DISINFORMAZIONE A PAGAMENTO. Solo l'Ansa da aggiungere alla lista? No, anche SKY, l'informazione che costa una cifra. E che cosa dicono dopo la partita Palermo-Juve? Ricordano anche loro il sequestro di Paparesta, notizia che legge Lia Capizzi vedendosi sommersa da mail di protesta di gente che, oltre a pagare per essere disinformata, si informa gratis sul web e sa che la storia è fasulla quanto una banconota da 25 euro.
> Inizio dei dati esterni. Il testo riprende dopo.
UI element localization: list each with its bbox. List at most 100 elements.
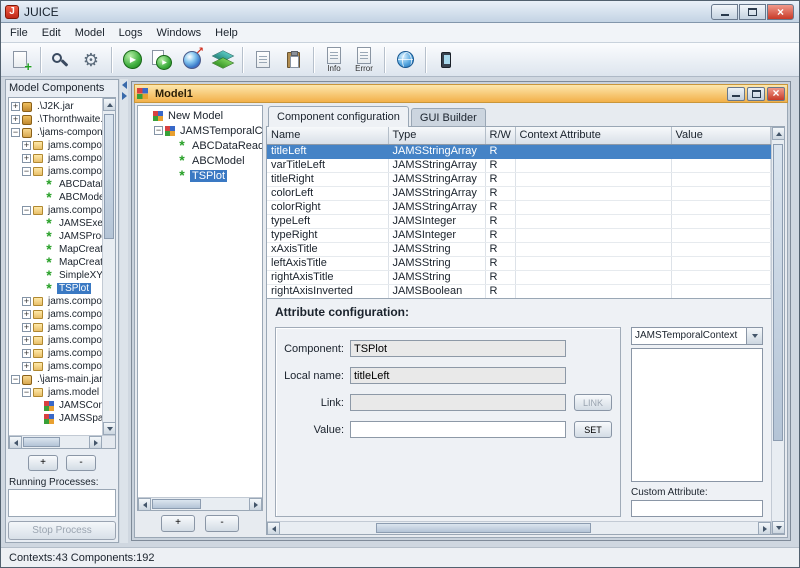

La risposta in ciclostile della Capizzi alle tante mail ricevute finisce sul web (dicono anche su Facebook, ndr). La giornalista si giustifica dicendo che lei ha solo letto un lavoro preparato da altri, aggiungendo: "Il nostro è un lavoro di squadra, la nostra redazione aveva provveduto a scrivere un testo che io ho letto con le immagini relative all'episodio del 2004. Le dò ampiamente ragione. E' vero, non è mai stato accertato in sede penale che Paparesta sia mai stato chiuso nello spogliatoio. E' però ricordo di tutti questa vicenda, che viene raccontata sempre così. Ri_sottolineo, dandole ragione: raccontata in modo impreciso".
Cara Capizzi, è più corretto dire che è stato accertato in sede penale che "il fatto non sussiste", e se chi Le ha scritto ha ragione, e ne ha da vendere, fate il vostro dovere di giornalisti e rettificate, con pari enfasi, un'inesattezza che, anni dopo l'archiviazione, non dovrebbe più essere diffusa!
Il fatto che venga "raccontata sempre così" non è un'attenuante, ma un'aggravante per la categoria dei giornalisti, che dimostrano come della Carta dei Doveri del giornalista ci si... come diceva Totò.
La Capizzi aggiunge "Non era né mia, né nostra intenzione dare un giudizio sulla vicenda ma soltanto rievocare l'accaduto senza dare la nostra opinione. Mai infatti abbiamo trattato la vicenda Calciopoli schierandoci da una parte o dall'altra ma soltanto raccontando i fatti e le notizie dalle varie procure".
A tal proposito, alla giornalista che conclude dichiarandosi juventina, ricordiamo una "ospitata" del pm Narducci, in cui, dopo le parole del pm sul processo in corso, almeno la domanda "Perché non avete lasciato giudicare le telefonate dell'Inter alla FIGC già dal 2006?" poteva e doveva essere fatta.